Descriptive analyses were performed by a diagnostic imaging resident (A.G.) Imaging features for each case were entered into a web‐based application (Google sheets, Google LLC, Mountain View, California, USA). When cases included more than one diagnostic imaging modality assessment, cross‐sectional imaging findings were given preference. Percentages and median values (range: minimum–maximum) were calculated.

RESULTS

Dogs

Ten dogs were included. Age ranged from 7 to 14 years with a median age of 9 years. Mixed breed accounted for four of the 10 dogs, Boxer breed for two, and one each of other breeds (German Shepherd dog, Shih Tzu, Australian Cattle dog, Jack Russel Terrier). There were four spayed females, three intact males, and three neutered males.

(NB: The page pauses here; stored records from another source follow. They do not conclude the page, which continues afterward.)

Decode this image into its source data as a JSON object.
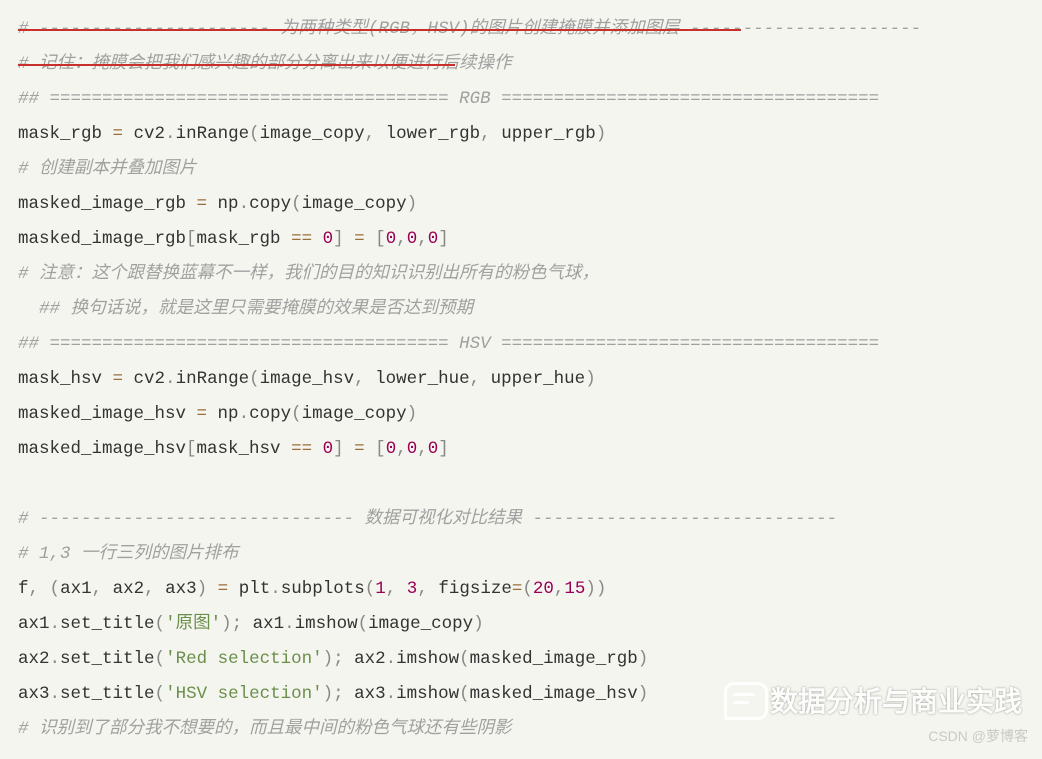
{
  "c01": "# ---------------------- 为两种类型(RGB，HSV)的图片创建掩膜并添加图层 ----------------------",
  "c02": "# 记住：掩膜会把我们感兴趣的部分分离出来以便进行后续操作",
  "c03_a": "## ====================================== ",
  "c03_b": "RGB",
  "c03_c": " ====================================",
  "l04_a": "mask_rgb ",
  "l04_b": " cv2",
  "l04_c": "inRange",
  "l04_d": "image_copy",
  "l04_e": " lower_rgb",
  "l04_f": " upper_rgb",
  "c05": "# 创建副本并叠加图片",
  "l06_a": "masked_image_rgb ",
  "l06_b": " np",
  "l06_c": "copy",
  "l06_d": "image_copy",
  "l07_a": "masked_image_rgb",
  "l07_b": "mask_rgb ",
  "l07_eq": "==",
  "l07_z": "0",
  "l07_v": "0",
  "c08": "# 注意：这个跟替换蓝幕不一样，我们的目的知识识别出所有的粉色气球，",
  "c09": "  ## 换句话说，就是这里只需要掩膜的效果是否达到预期",
  "c10_a": "## ====================================== ",
  "c10_b": "HSV",
  "c10_c": " ====================================",
  "l11_a": "mask_hsv ",
  "l11_b": " cv2",
  "l11_c": "inRange",
  "l11_d": "image_hsv",
  "l11_e": " lower_hue",
  "l11_f": " upper_hue",
  "l12_a": "masked_image_hsv ",
  "l12_b": " np",
  "l12_c": "copy",
  "l12_d": "image_copy",
  "l13_a": "masked_image_hsv",
  "l13_b": "mask_hsv ",
  "c15": "# ------------------------------ 数据可视化对比结果 -----------------------------",
  "c16": "# 1,3 一行三列的图片排布",
  "l17_a": "f",
  "l17_b": "ax1",
  "l17_c": " ax2",
  "l17_d": " ax3",
  "l17_e": " plt",
  "l17_f": "subplots",
  "l17_g": "1",
  "l17_h": "3",
  "l17_i": " figsize",
  "l17_j": "20",
  "l17_k": "15",
  "l18_a": "ax1",
  "l18_b": "set_title",
  "l18_c": "'原图'",
  "l18_d": " ax1",
  "l18_e": "imshow",
  "l18_f": "image_copy",
  "l19_a": "ax2",
  "l19_b": "set_title",
  "l19_c": "'Red selection'",
  "l19_d": " ax2",
  "l19_e": "imshow",
  "l19_f": "masked_image_rgb",
  "l20_a": "ax3",
  "l20_b": "set_title",
  "l20_c": "'HSV selection'",
  "l20_d": " ax3",
  "l20_e": "imshow",
  "l20_f": "masked_image_hsv",
  "c21": "# 识别到了部分我不想要的，而且最中间的粉色气球还有些阴影",
  "wm1": "数据分析与商业实践",
  "wm2": "CSDN @萝博客"
}
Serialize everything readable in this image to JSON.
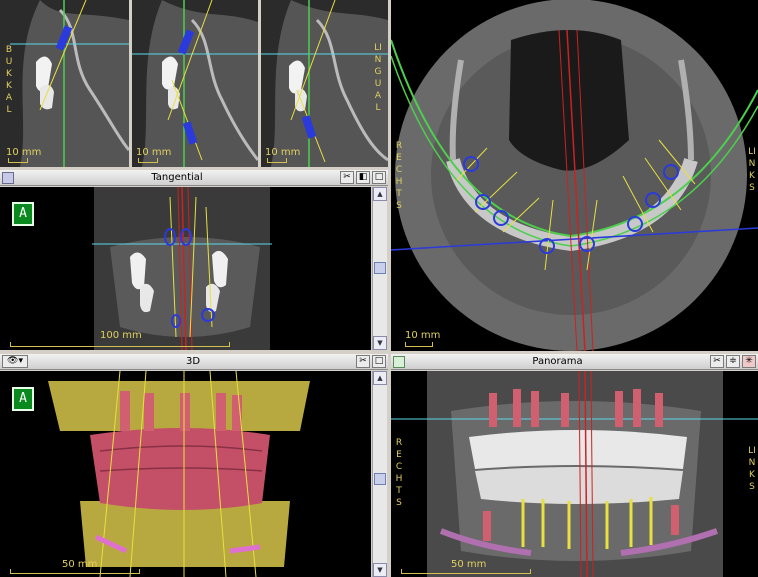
{
  "views": {
    "cross_left_scale": "10 mm",
    "cross_mid_scale": "10 mm",
    "cross_right_scale": "10 mm",
    "buccal_label": "BUKKAL",
    "lingual_label": "LINGUAL"
  },
  "tangential": {
    "title": "Tangential",
    "scale": "100 mm",
    "badge": "A"
  },
  "axial": {
    "right_label": "RECHTS",
    "left_label": "LINKS",
    "scale": "10 mm"
  },
  "three_d": {
    "title": "3D",
    "scale": "50 mm",
    "badge": "A"
  },
  "panorama": {
    "title": "Panorama",
    "right_label": "RECHTS",
    "left_label": "LINKS",
    "scale": "50 mm"
  },
  "colors": {
    "nerve_green": "#4cd04c",
    "implant_blue": "#2a3adc",
    "guide_yellow": "#e8e040",
    "axis_red": "#d02020",
    "reference_cyan": "#5ad8e8"
  }
}
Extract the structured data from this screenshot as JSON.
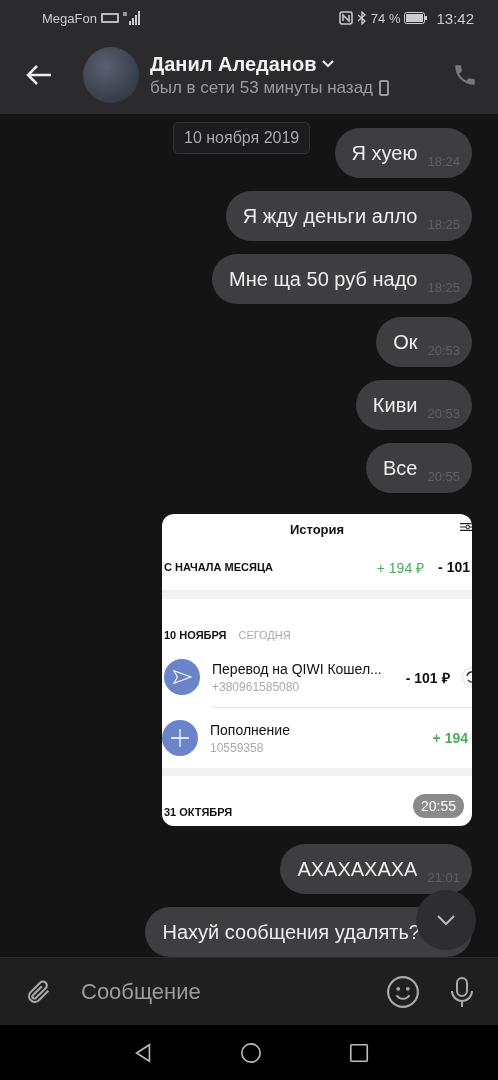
{
  "status_bar": {
    "carrier": "MegaFon",
    "battery": "74 %",
    "time": "13:42"
  },
  "header": {
    "name": "Данил Аледанов",
    "status": "был в сети 53 минуты назад"
  },
  "date_chip": "10 ноября 2019",
  "messages": [
    {
      "kind": "text",
      "text": "Я хуею",
      "time": "18:24"
    },
    {
      "kind": "text",
      "text": "Я жду деньги алло",
      "time": "18:25"
    },
    {
      "kind": "text",
      "text": "Мне ща 50 руб надо",
      "time": "18:25"
    },
    {
      "kind": "text",
      "text": "Ок",
      "time": "20:53"
    },
    {
      "kind": "text",
      "text": "Киви",
      "time": "20:53"
    },
    {
      "kind": "text",
      "text": "Все",
      "time": "20:55"
    },
    {
      "kind": "image",
      "time": "20:55",
      "screenshot": {
        "title": "История",
        "summary": {
          "label": "С НАЧАЛА МЕСЯЦА",
          "income": "+ 194 ₽",
          "expense": "- 101"
        },
        "groups": [
          {
            "date": "10 НОЯБРЯ",
            "note": "СЕГОДНЯ",
            "items": [
              {
                "kind": "transfer",
                "title": "Перевод на QIWI Кошел...",
                "subtitle": "+380961585080",
                "amount": "- 101 ₽",
                "positive": false
              },
              {
                "kind": "topup",
                "title": "Пополнение",
                "subtitle": "10559358",
                "amount": "+ 194",
                "positive": true
              }
            ]
          },
          {
            "date": "31 ОКТЯБРЯ"
          }
        ]
      }
    },
    {
      "kind": "text",
      "text": "АХАХАХАХА",
      "time": "21:01"
    },
    {
      "kind": "text",
      "text": "Нахуй сообщения удалять?"
    }
  ],
  "composer": {
    "placeholder": "Сообщение"
  }
}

The median bodyweight of the dogs was 15 kg (range: 5.5–38.5 kg). Individual signalment and clinical signs of the dogs is available in Supporting information 1.

Clinical findings

On physical examination, four of 10 dogs presented an abdominal mass on palpation, one dog had a heart murmur, and six of 10 did not present any abnormalities. Reported reasons of the imaging study were nonspecific, they are summarized in Table 1. Among the three referred dogs, two had suspected adrenal nodules based on previous ultrasonographic assessment in the context of a splenic torsion or work‐up of hypothyroidism, respectively. The third one was presented because of the growth of an already‐diagnosed retroperitoneal paraganglioma despite varying doses of oral chemotherapy treatment (Toceranib phosphate, Palladia, Pfizer, Kalamazoo, Michigan).

TABLE 1

Reported reason of imaging study

Clinical signs
Dysorexia/anorexia	3/10
Lethargy	3/10
Hypertensive crises	3/10
Polyuria/polydipsia	2/10
Hematuria/dysuria	1/10
Polyphagia	1/10
Vomiting	1/10
Ataxia	1/10
Syncope	1/10
Physical examination finding
Palpation of an abdominal mass	4/10
Other
Suspected adrenal mass	2/10
Suspected retroperitoneal mass	1/10

Laboratory findings

Various laboratory investigations were performed, including complete blood count and biochemistry in all dogs and urinalysis in five of 10 cases. In seven of 10 cases, results were within normal limits or unveiled minimal nonspecific abnormalities. Among these cases, specific endocrine tests were performed on two dogs: one had a normal response to adrenocorticotropic hormone test stimulation and another had a normal urinary catecholamine to creatinine ratio. The remaining three dogs were also presenting hypertensive crises: all of them had an elevation of the secretion of catecholamines as assessed by the measurement of the concentration of metanephrines in plasma (2/3) or by a urinary normetanephrine to creatinine ratio (1/3). Two of these dogs were also tested for hyperadrenocorticism using low‐dose dexamethasone stimulation or adrenocorticotropic hormone test stimulation, one dog each, yielding results within normal limits.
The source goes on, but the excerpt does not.